Pulmonary Nocardia infection in a child with idiopathic pulmonary hemosiderosis

Background Idiopathic pulmonary hemosiderosis (IPH) encompasses a rare and agnogenic group of diffuse alveolar capillary hemorrhagic diseases. Corticosteroid treatment is the globally preferred therapeutic strategy for IPH; however, it can cause immunodeficiency. Nocardia infection often occurs in immunocompromised patients and primarily involves the pleura and lungs. Herein, we describe a case of pediatric pulmonary Nocardia infection after the corticosteroid treatment of IPH. Case presentation A 7-year-old girl presented with chief complaints of pale complexion persisting for 1 year and a cough for 20 days. Abundant hemosiderin-laden macrophages were detected in the gastric juice, which supported the diagnosis of IPH. Uninterrupted doses of corticosteroids were administered during the last hospitalization. After nearly 2 months of corticosteroids therapy, the patient began to cough and produce a purulent sputum. Next-generation sequencing of the bronchoalveolar lavage fluid revealed Nocardia abscessus (N. abscessus) DNA. Linezolid was administered with good response, and the patient was discharged after 18 days of hospitalization. Her symptoms and pulmonary lesions had recovered, and the IPH appeared to be well-controlled with low dose of corticosteroids in follow-up.
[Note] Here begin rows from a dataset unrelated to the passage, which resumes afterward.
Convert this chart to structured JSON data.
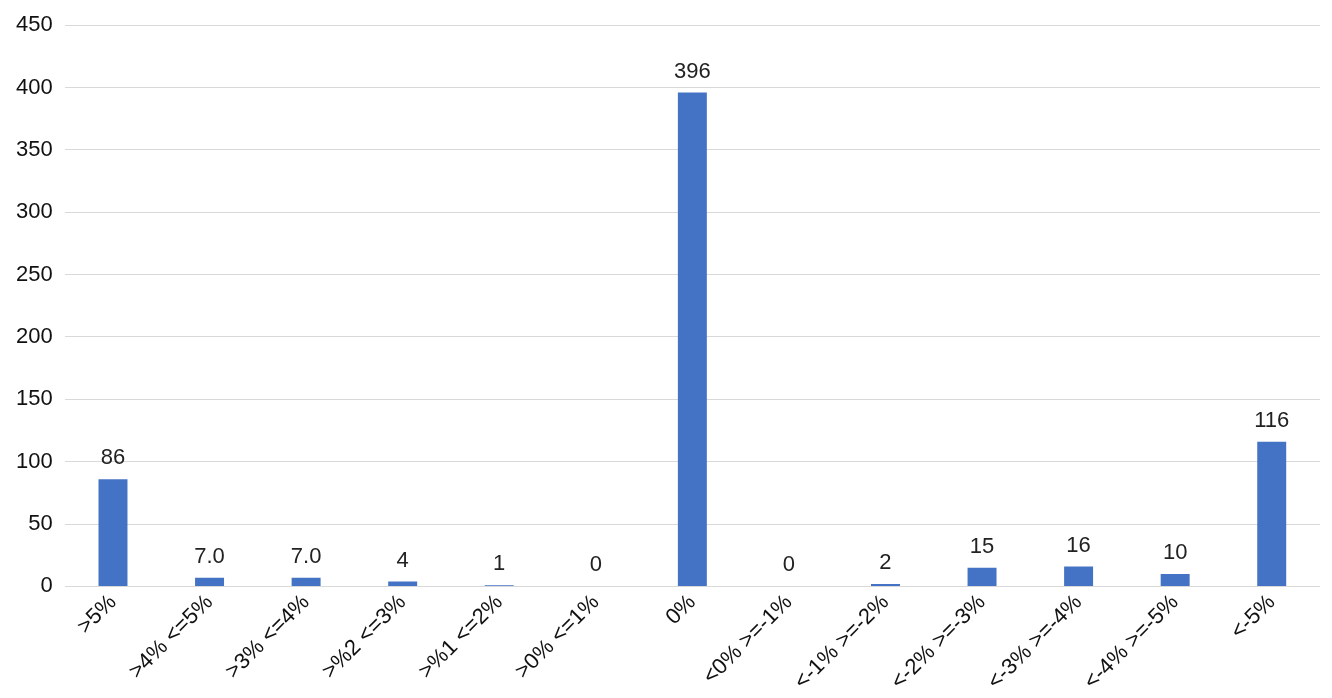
{
  "chart_data": {
    "type": "bar",
    "categories": [
      ">5%",
      ">4% <=5%",
      ">3% <=4%",
      ">%2 <=3%",
      ">%1 <=2%",
      ">0% <=1%",
      "0%",
      "<0% >=-1%",
      "<-1% >=-2%",
      "<-2% >=-3%",
      "<-3% >=-4%",
      "<-4% >=-5%",
      "<-5%"
    ],
    "values": [
      86,
      7,
      7,
      4,
      1,
      0,
      396,
      0,
      2,
      15,
      16,
      10,
      116
    ],
    "value_labels": [
      "86",
      "7.0",
      "7.0",
      "4",
      "1",
      "0",
      "396",
      "0",
      "2",
      "15",
      "16",
      "10",
      "116"
    ],
    "color": "#4472c4",
    "ylim": [
      0,
      450
    ],
    "yticks": [
      0,
      50,
      100,
      150,
      200,
      250,
      300,
      350,
      400,
      450
    ],
    "grid": "y",
    "legend": false
  }
}
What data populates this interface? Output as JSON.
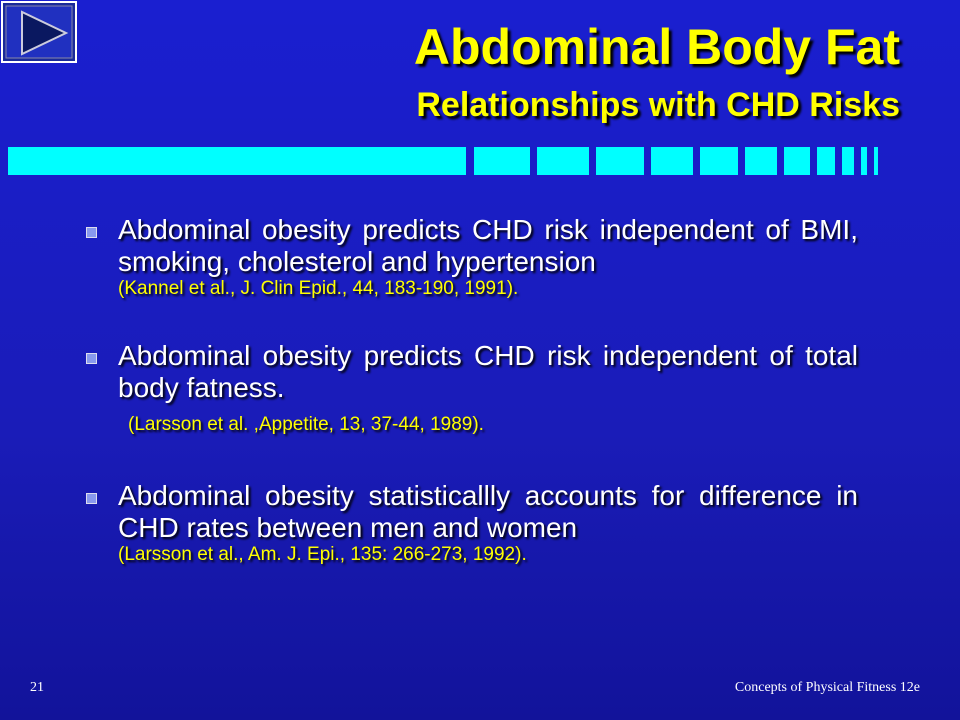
{
  "header": {
    "title": "Abdominal Body Fat",
    "subtitle": "Relationships with CHD Risks"
  },
  "bullets": [
    {
      "text": "Abdominal obesity predicts CHD risk independent of BMI, smoking, cholesterol and hypertension",
      "citation": "(Kannel et al., J. Clin Epid., 44, 183-190, 1991)."
    },
    {
      "text": "Abdominal obesity predicts CHD risk independent of total body fatness.",
      "citation": "(Larsson et al. ,Appetite, 13, 37-44, 1989)."
    },
    {
      "text": "Abdominal obesity statisticallly accounts for difference in CHD rates between men and women",
      "citation": "(Larsson et al., Am. J. Epi., 135: 266-273, 1992)."
    }
  ],
  "footer": {
    "page": "21",
    "book": "Concepts of Physical Fitness 12e"
  }
}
Conclusions Nocardia infection should be considered in the differential diagnoses for IPH patients receiving corticosteroid therapy, especially in patients with poor response to conventional empirical antibiotic therapy. Next-generation sequencing of bronchoalveolar lavage fluid may be used to quickly identify the Nocardia. Sulfonamides or linezolid are effective for pediatric pulmonary Nocardia infection.